C4-HSL drives rapid biofilm formation in low-temperature aquaculture effluent: strengthening structural stability of biofilm and improving nitrogen removal efficiency.

During the centralized discharge of winter aquaculture wastewater, low temperature (≤15 °C) and low C/N ratio (≤5) result in delayed initiation of the biofilm process and decreased nitrogen removal efficiency.The quorum sensing (QS) communication system serves as the core mechanism regulating biofilm formation. This study examined how adding N-butyyl-L-homo-serine lactone (C4-HSL) affects the start-up and nitrogen removal in sequential batch biofilm reactors (SBBR) operated at 14 °C with a C/N ≤ 5. Biofilm adhesion tests showed that C4-HSL levels between 400 and 1200 ng/L notably boosted initial adhesion, peaking at 700 ng/L with a 57.5 % increase over the control.
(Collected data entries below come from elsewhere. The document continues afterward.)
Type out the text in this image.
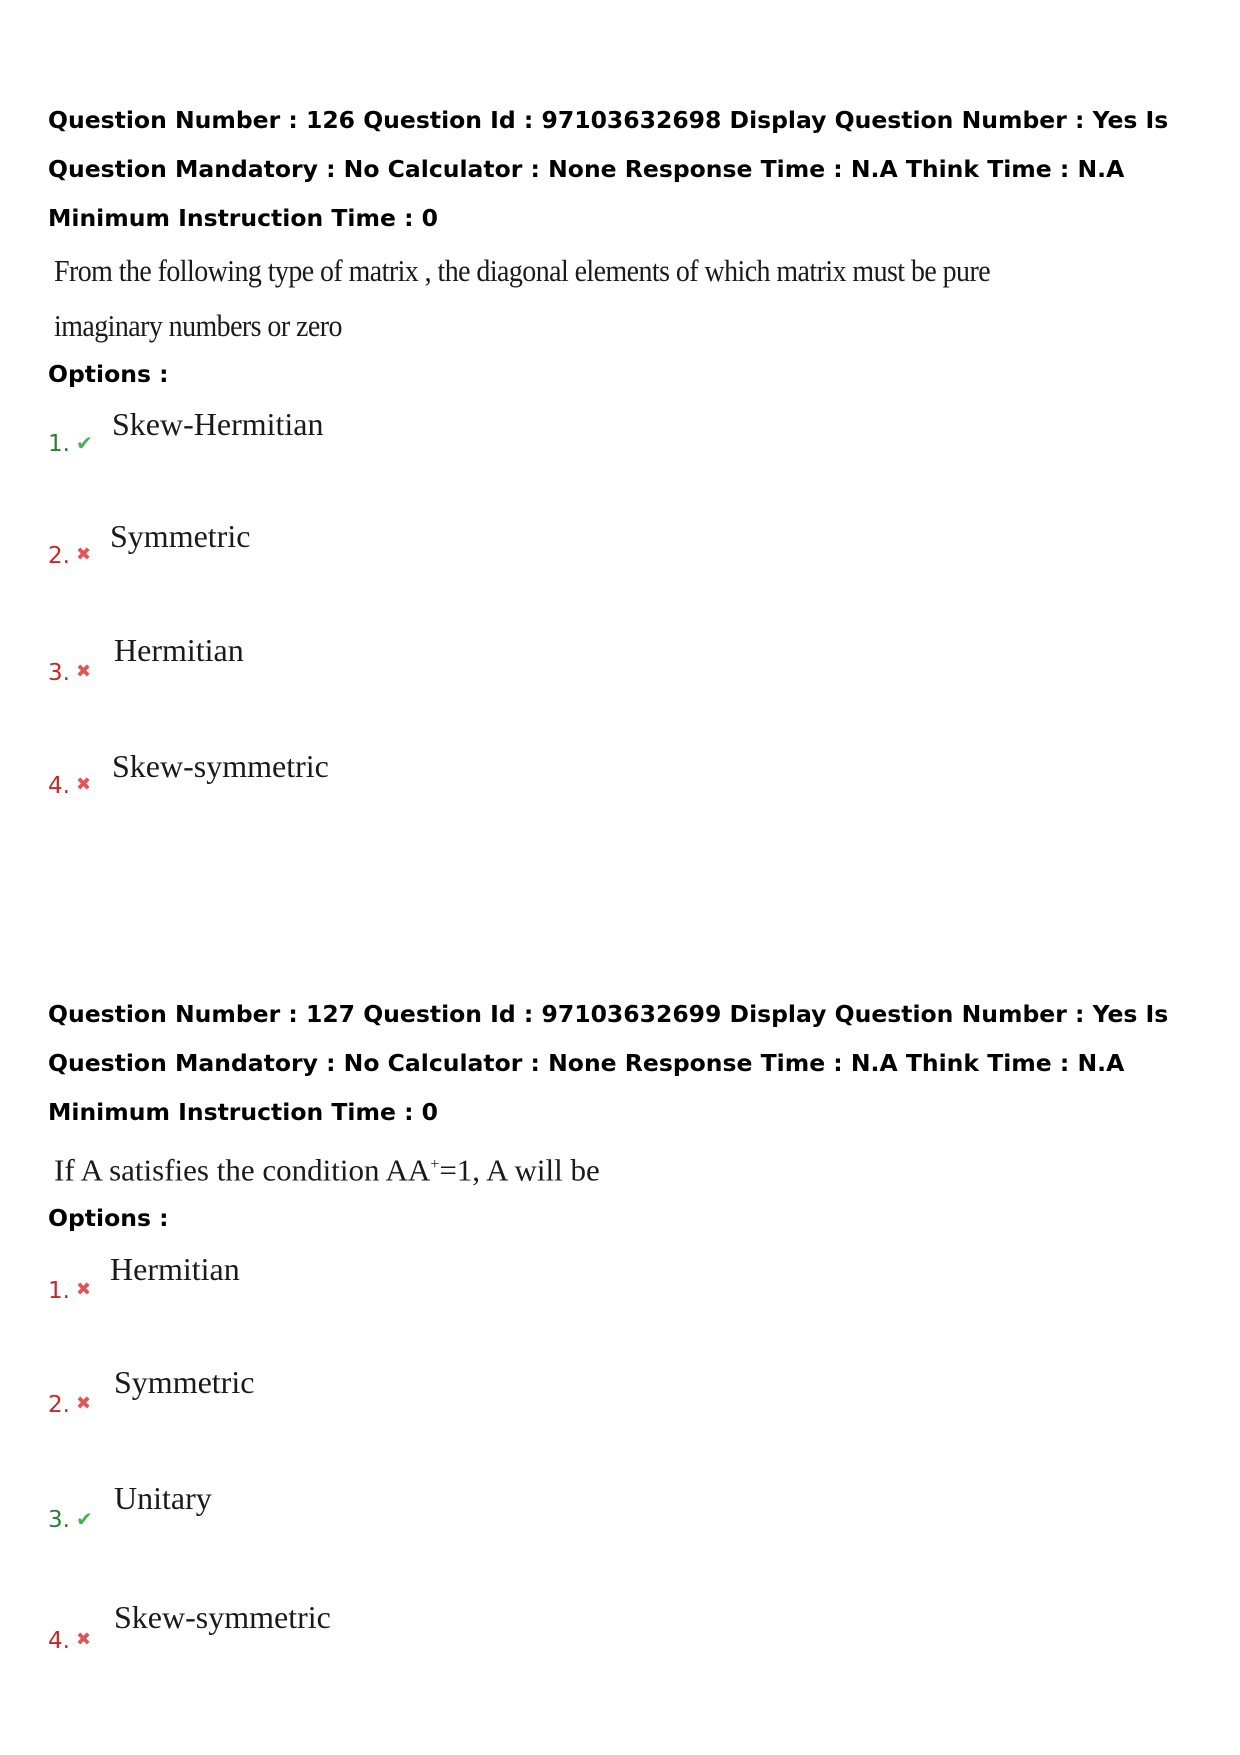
Question Number : 126 Question Id : 97103632698 Display Question Number : Yes Is Question Mandatory : No Calculator : None Response Time : N.A Think Time : N.A Minimum Instruction Time : 0

From the following type of matrix , the diagonal elements of which matrix must be pure
imaginary numbers or zero

Options :

1. ✔
Skew-Hermitian
2. ✖
Symmetric
3. ✖
Hermitian
4. ✖
Skew-symmetric

Question Number : 127 Question Id : 97103632699 Display Question Number : Yes Is Question Mandatory : No Calculator : None Response Time : N.A Think Time : N.A Minimum Instruction Time : 0

If A satisfies the condition AA+=1, A will be

Options :

1. ✖
Hermitian
2. ✖
Symmetric
3. ✔
Unitary
4. ✖
Skew-symmetric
The SBBR results indicated that a high concentration of C4-HSL (700-1000 ng/L) effectively removed TN and COD, achieving a TN removal rate of 91.62 %, which was three times that of the control. C4-HSL enhances low-temperature biofilm nitrogen removal by remodeling the structure of functional microbial communities and enriching bacteria along with functional genes involved in biofilm formation and nitrification-denitrification. Additionally, C4-HSL specifically upregulated the abundance of flagella assembly and biofilm matrix synthesis genes (such as virD4, yegE) and quorum sensing-related genes (such as rpfB, bapA), promoting the secretion of extracellular polymeric substances. This drove the transition of biofilm structure from a loose state to a highly organized one, accelerating the maturation of biofilm adhesion and prolonging the stabilization period of the biofilm by 15-20 days. This study revealed the influence of C4-HSL on the initiation mechanism of low-temperature biofilm process from the perspective of quorum sensing regulation, providing a theoretical basis and technical pathway for developing aquaculture effluent treatment technologies based on quorum sensing regulation.